O Temer é uma piada de mau gosto. Independente de como assumiu o poder, o governo dele terminou quando ficou escancarado que ele era conivente com o Eduardo Cunha (a desconfiança era grande, as gravações do Joesley só deram certeza). E que o Eduardo Cunha, Temer e toda a curriola da cúpula do PMDB estava nos roubando desde o primeiro governo Lula, e que viram no impeachment uma oportunidade de roubar sozinhos, sem a participação do PT. Muitos apoiaram a queda da Dilma, pois muito provavelmente com ela estaríamos hoje a um passo da Venezuela. Mas teremos que aguentar o Sarney dois, mais sete meses sem governo, até 1º de janeiro de 2019.
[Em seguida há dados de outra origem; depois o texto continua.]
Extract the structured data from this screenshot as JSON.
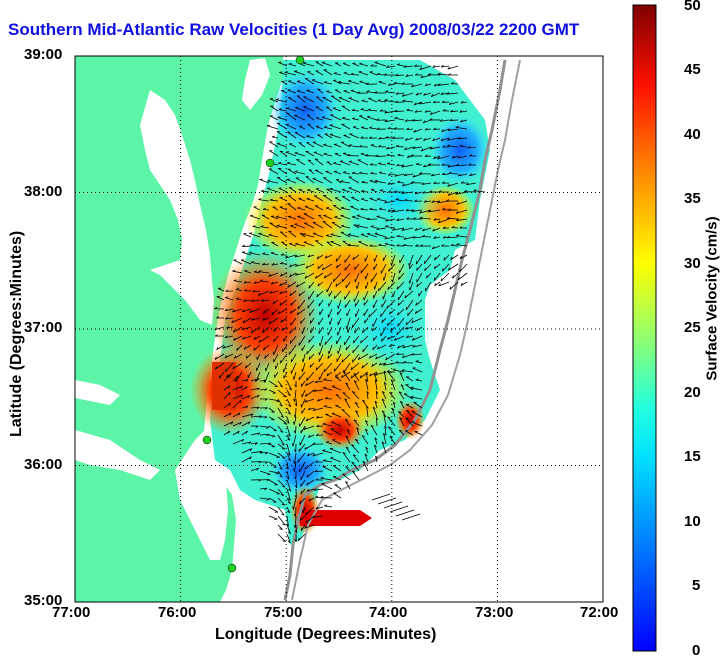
{
  "title": "Southern Mid-Atlantic Raw Velocities (1 Day Avg) 2008/03/22 2200 GMT",
  "x_axis": {
    "label": "Longitude (Degrees:Minutes)",
    "ticks": [
      "77:00",
      "76:00",
      "75:00",
      "74:00",
      "73:00",
      "72:00"
    ]
  },
  "y_axis": {
    "label": "Latitude (Degrees:Minutes)",
    "ticks": [
      "39:00",
      "38:00",
      "37:00",
      "36:00",
      "35:00"
    ]
  },
  "colorbar": {
    "label": "Surface Velocity (cm/s)",
    "ticks": [
      "50",
      "45",
      "40",
      "35",
      "30",
      "25",
      "20",
      "15",
      "10",
      "5",
      "0"
    ],
    "range": [
      0,
      50
    ],
    "colormap": "jet"
  },
  "map_extent": {
    "lon": [
      -77,
      -72
    ],
    "lat": [
      35,
      39
    ]
  },
  "colors": {
    "land": "#5cf5a8",
    "water": "#ffffff",
    "title": "#1010e0"
  }
}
Perdeu. Perdi. Perdemos. Cada nova notícia deixa a gente mais para baixo. Como manter a esperança e transmitir algum otimismo para os filhos? Como chegar no trabalho e dizer aos funcionários que os salários serão pagos em dia, se não conseguimos vender nada na semana que passou pois não tínhamos como entregar? Como argumentar com os sócios que os onipotentes fiscais da atividade ora julgam de uma maneira, ora de outra? Será que ainda dá tempo de mudar alguma coisa? Ou será melhor mudar-se, deixar o país nas mãos dos bandidos e eles que se matem aos poucos? Não sei. Perdi. Perdeu. Perdemos.